ゆっくりドアを開けると、上下スエットでやや小太りの男性が立っていた。
「〇〇〇です。料金15,000円になります。」
用意していたお金を渡すと、聞き取れないくらいの早口で注意事項なるものを読み上げていた。
「ではれいさんです。」
後ろからすっと俯き加減で入ってきた女性は、マスクを着けていたが、身長170センチのスレンダー体系で黒髪のきれいな女性だった。
「おお、いいな」と思った瞬間、緊張が走った。
マスクを外して顔を上げたのは、間違えなく妻の親友のまゆみだった。
「まゆみちゃん!?まじ!?」
「けんじさん・・・・」
驚いた。まさかだった。まゆみは妻の高校の同級生。個人的にまゆみのご主人の仕事でお世話になる機会もあり、子供が生れる前は野球観戦やディズニーランドにも夫婦同士で遊びに行くほど親しい間柄である。久しく会っていなかったが、よそよそしい感じはなかった。

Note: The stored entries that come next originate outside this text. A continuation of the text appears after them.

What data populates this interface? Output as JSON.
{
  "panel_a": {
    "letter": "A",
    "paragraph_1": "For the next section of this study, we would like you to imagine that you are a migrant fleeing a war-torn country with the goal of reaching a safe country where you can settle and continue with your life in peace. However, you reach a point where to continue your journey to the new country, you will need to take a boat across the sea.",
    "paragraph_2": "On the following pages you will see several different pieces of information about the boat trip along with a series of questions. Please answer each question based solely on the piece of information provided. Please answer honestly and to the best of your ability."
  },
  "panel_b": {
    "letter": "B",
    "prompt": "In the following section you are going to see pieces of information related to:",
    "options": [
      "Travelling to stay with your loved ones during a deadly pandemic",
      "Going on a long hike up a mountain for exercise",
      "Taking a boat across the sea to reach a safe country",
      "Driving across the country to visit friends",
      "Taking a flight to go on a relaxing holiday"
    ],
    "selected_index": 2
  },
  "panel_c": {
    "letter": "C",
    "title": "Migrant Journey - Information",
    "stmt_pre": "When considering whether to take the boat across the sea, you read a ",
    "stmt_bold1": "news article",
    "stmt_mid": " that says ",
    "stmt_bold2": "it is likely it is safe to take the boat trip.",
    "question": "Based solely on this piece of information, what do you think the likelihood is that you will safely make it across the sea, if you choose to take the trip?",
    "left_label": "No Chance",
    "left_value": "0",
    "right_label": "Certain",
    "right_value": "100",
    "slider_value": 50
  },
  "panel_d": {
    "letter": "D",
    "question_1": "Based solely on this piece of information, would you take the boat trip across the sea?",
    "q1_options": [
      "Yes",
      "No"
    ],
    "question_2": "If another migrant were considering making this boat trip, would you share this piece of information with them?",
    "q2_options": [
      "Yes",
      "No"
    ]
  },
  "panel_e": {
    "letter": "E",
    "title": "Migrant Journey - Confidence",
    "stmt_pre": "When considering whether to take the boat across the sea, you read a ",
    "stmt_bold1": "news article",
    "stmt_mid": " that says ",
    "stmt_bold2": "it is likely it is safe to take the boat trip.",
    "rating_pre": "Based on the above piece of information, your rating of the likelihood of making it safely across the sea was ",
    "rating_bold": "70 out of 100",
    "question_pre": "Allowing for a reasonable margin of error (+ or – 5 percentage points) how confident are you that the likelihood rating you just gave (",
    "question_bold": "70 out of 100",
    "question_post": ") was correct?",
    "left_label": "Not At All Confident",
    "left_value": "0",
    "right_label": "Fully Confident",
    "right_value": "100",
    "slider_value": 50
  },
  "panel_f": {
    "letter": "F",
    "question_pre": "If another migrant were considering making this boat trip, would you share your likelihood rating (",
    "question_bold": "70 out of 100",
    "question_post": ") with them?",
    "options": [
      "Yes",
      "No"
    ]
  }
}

まゆみは心臓に持病があり、国から難病の認定を受けている。子供を産む体力がない分、夫婦の時間を大切にしているが、ご主人が会社では役員ポストについていることもあり、出張で不在にすることも多い。
「アルバイトしていることは聞いていたけど」
というと、まゆみはその話を遮るように、「このことは絶対内緒にしてくださいね!!」
うん。それはお互い様である。言うまでもない。
それにホテルの一室で2人でいることに不自然はなかった。ただ、たまたま会って、部屋に遊びに顔出したといっても、疑う人は誰もいないような関係である。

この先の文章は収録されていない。